11. Port St. Lucie Botanical Gardens
Located on SE Westmoreland Boulevard in Port St. Lucie, the Port St. Lucie Botanical Gardens are a free attraction that have been known to occupy travelers for longer than they originally planned.
The gardens are open from Wednesday to Sunday. Though they’re a free attraction, it’s politely suggested that visitors donate a few bucks to assist with the garden’s maintenance.
The gardens are really a variety of distinct cultivated areas that include cacti, palms, succulents, and orchids, to name a few. Though many species are native, there are a variety of exotic ones as well.
Consider a morning or weekday visit if you’d like to avoid the weekend crowds.
12. Children’s Museum of the Treasure Coast
During the summer months when the double-whammy of high heat and high humidity often make it unpleasant to be outside, it’s wise to have a few indoor activity options in your back pocket, especially if you’re traveling with little ones who demand round-the-clock entertainment.
The Children’s Museum of the Treasure Coast is located on NE Indian River Drive in Jensen Beach and is open every day except Monday.
The museum’s interactive exhibits touch on science and the natural world, history, and technology, and it’s one of those rare places that educates as well as entertains.
Admission is very reasonable, and kids pay half of what adults do.

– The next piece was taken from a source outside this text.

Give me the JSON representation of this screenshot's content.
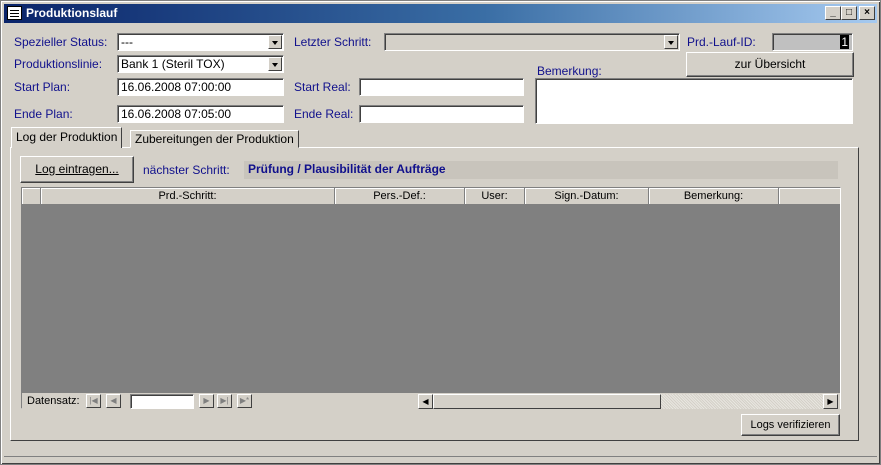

13. Savannas Preserve State Park
Though there is no shortage of traditional white, sandy beaches along Florida’s Treasure Coast, there are also plenty of park-type beaches that offer acres of undeveloped land as well.
Savannas Preserve State Park is located on Walton Road in Port St. Lucie and is particularly well-known for its labyrinth of trails that stretch for more than ten miles through diverse and pristine environments.
Biking, hiking, and horseback riding are popular activities, as are kayaking and paddle-boarding along the park’s waterways.
The park’s coastal marshes are home to a large number of animals, and many of them are easily seen from the trails, so don’t forget your camera.
14. First Data Field
Florida’s Major League Baseball spring training season is often referred to as the ‘Grapefruit League.’ For budget-conscious travelers who refuse to pay twenty bucks for a beer and a hot dog, First Data Field would be a great place to catch a game or two without breaking the bank.
First Data Field is the New York Met’s spring home, and the stadium is located on NW Peacock Boulevard in Port St. Lucie.
They host a variety of teams from all over the country, and the competition is surprisingly stiff considering it’s not the regular season. Tickets can be purchased onsite or online.
15. Jensen Beach Causeway Park
Jensen Beach’s Causeway Park is a scenic park that’s full of outdoor recreation options like fishing and boating.
The park is at the end of the impressive Frank A. Wacha Bridge. It is an often-photographed location for its picturesque mix of the manmade and natural worlds that aren’t often found together.
For those with their own boat, there’s a boat ramp on site. There is also a playground for the little ones and some covered seating areas that are popular with picnickers.
The park can get busy during peak times, and parking can become scarce.